Our cohort was widely diverse along many spectra of human experience. I learned as much or more from critiquing my classmates work as from writing my own. My peers astounded me with the beauty and the daring of their writing. They made me laugh, and gasp. They broke my heart, and gave me hope. Over the six weeks of the workshop we built a community of humility and trust, teaching each other even as we were taught by our acclaimed instructors.
The larger community of Clarion West surrounded our little circle around the critique table. They welcomed our class with a warm embrace, and offered encouragement at every turn. Students from previous classes, who were often authors I had admired from afar for years, visited on Fridays. Ted Chiang, and Seanan McGuire both stopped by one memorable afternoon. The community gave generously of their time, answering our questions on writing craft, process, and the paths careers might take. They also threw great parties every week!
With fellow Fiction Unbound contributor Theodore McCombs (Clarion ‘17), I agree that the six weeks spent with brilliant peers and thoughtful mentors is a profound privilege. Our class also lived, for a moment, in a bubble where the monsters were on the page. But the day we left, the monsters that walk among us rushed back in, along with our pre-Clarion West realities. Two mass shootings: one in El Paso, TX, and one in Dayton, OH, piled on to the mass shooting the previous weekend in Gilroy, CA. Deadly weather swept across China killing dozens and displacing millions.
If life’s a roller coaster, then the one we’re on now resembles a Till Nowak’s nightmare. There are no safety straps. I’m in free-fall whenever I consume the news. One voice centers itself in every story. It is drunk on power, convinced of its own victimhood, dismissive of the trauma experienced by those it shoves to the margins. This voice overwhelms the narrative, depriving others of humanity. The onslaught of that voice breeds helplessness, and panic in me. I would like to get off this ride, or hide my eyes and hope it will all go away, but neither of those are real options.

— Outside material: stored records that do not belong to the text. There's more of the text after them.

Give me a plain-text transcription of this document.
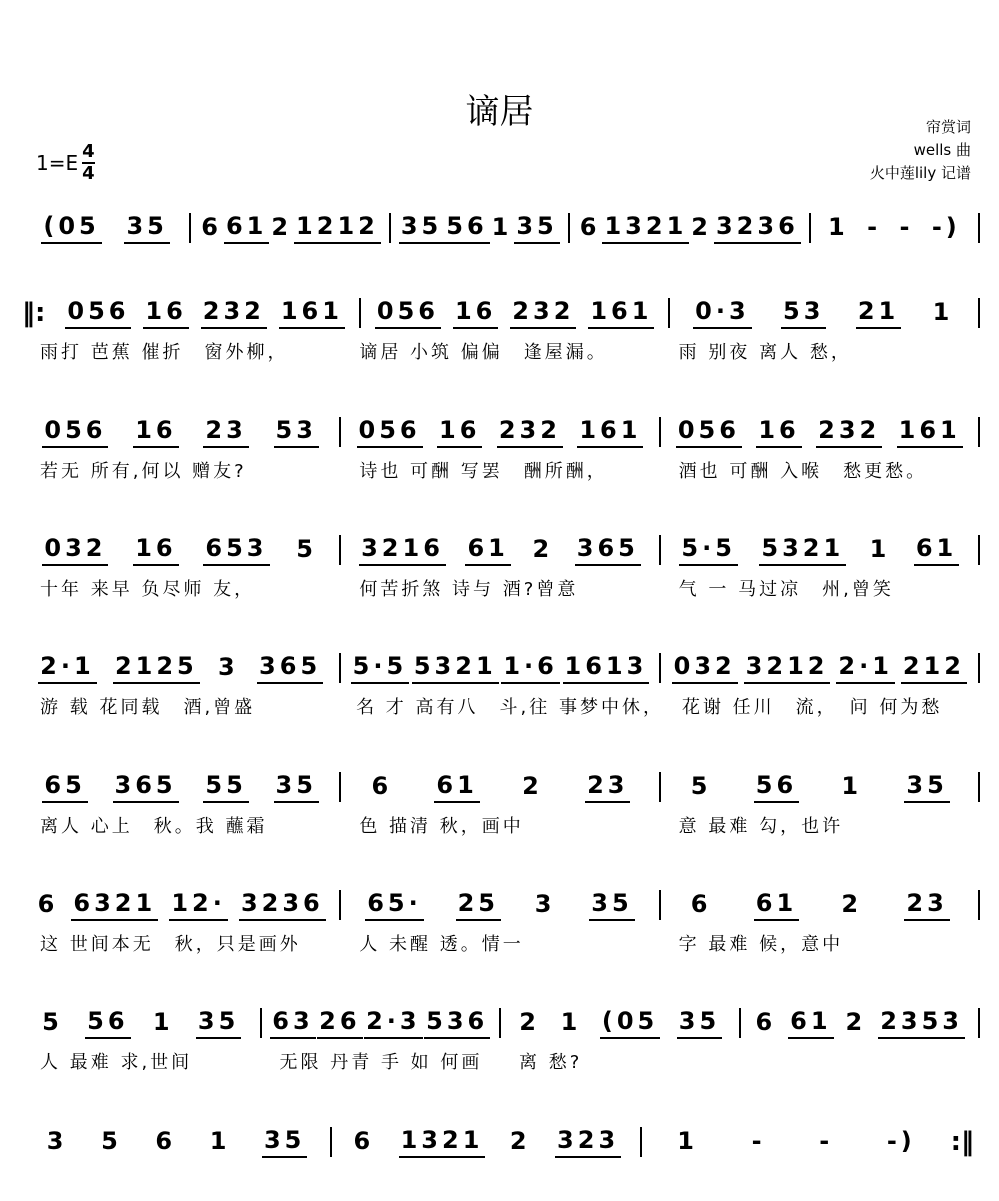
谪居	帘赏词
wells 曲
火中莲lily 记谱
$1=E \frac{4}{4}$
(05 35 6 61 2 1212 35 56 1 35 6 1321 2 3236 1 - - -)
‖: 056 16 232 161 056 16 232 161 0·3 53 21 1
雨打 芭蕉 催折　窗外柳，	谪居 小筑 偏偏　逢屋漏。	雨 别夜 离人 愁，
056 16 23 53 056 16 232 161 056 16 232 161
若无 所有,何以 赠友?	诗也 可酬 写罢　酬所酬，	酒也 可酬 入喉　愁更愁。
032 16 653 5 3216 61 2 365 5·5 5321 1 61
十年 来早 负尽师 友，	何苦折煞 诗与 酒?曾意	气 一 马过凉　州,曾笑
2·1 2125 3 365 5·5 5321 1·6 1613 032 3212 2·1 212
游 载 花同载　酒,曾盛	名 才 高有八　斗,往 事梦中休，	花谢 任川　流，　问 何为愁
65 365 55 35 6 61 2 23	5 56 1 35
离人 心上　秋。我 蘸霜	色 描清 秋，画中	意 最难 勾，也许
6 6321 12· 3236 65· 25 3 35 6 61 2 23
这 世间本无　秋，只是画外	人 未醒 透。情一	字 最难 候，意中
5 56 1 35 63 26 2·3 536 2 1 (05 35 6 61 2 2353
人 最难 求,世间	无限 丹青 手 如 何画	离 愁?
3 5 6 1 35 6 1321 2 323 1 - - -) :‖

So, in a world on the brink of environmental collapse, filled with poisonous rhetoric, where it is easy for evil men to unleash weapons of war on peaceful people, why do stories matter? And why spend all this time learning to write stories well?
This is why: We are creatures of narrative. Metaphor is the organizing principle of our language and our thoughts. We filter experiences through the stories we believe to be true. We create our memories, our present realities, and our beliefs about the future based on those narratives. We cling to them even when contradictions surround us. The murderers of last week inhabited narratives that overpowered their humanity. Stories of need, fear, and despair shape our political will, and blind us to the destruction we do.
My time at Clarion West provided transformative reminders of three things. First, there is a fundamental difference between hearing from someone and hearing about them. Writing in your own voice has enormous power.
Second, relationships matter. It takes courage for a writer to let others in on the raw beginning of a story, and humility to respond to that trust. If I can achieve half the bravery and the compassion I saw from my Clarion West peers during our workshop, I’ll be doing well. It’s something I’ll strive for the rest of my life.
Third, I can do more than I think I am capable of doing; we all can. This is not a time for throwing up our hands in despair, or succumbing to self doubt. Success comes when we make writing a priority and then persist. Right now stories couldn’t be more important.
Stories have power. We can catch each other with stories when we fall. Stories can comfort and uplift. I believe a well-told story can save the planet. Humanity shaped this world with stories in the past. We will build the future from the story we write in the present. Write a good one.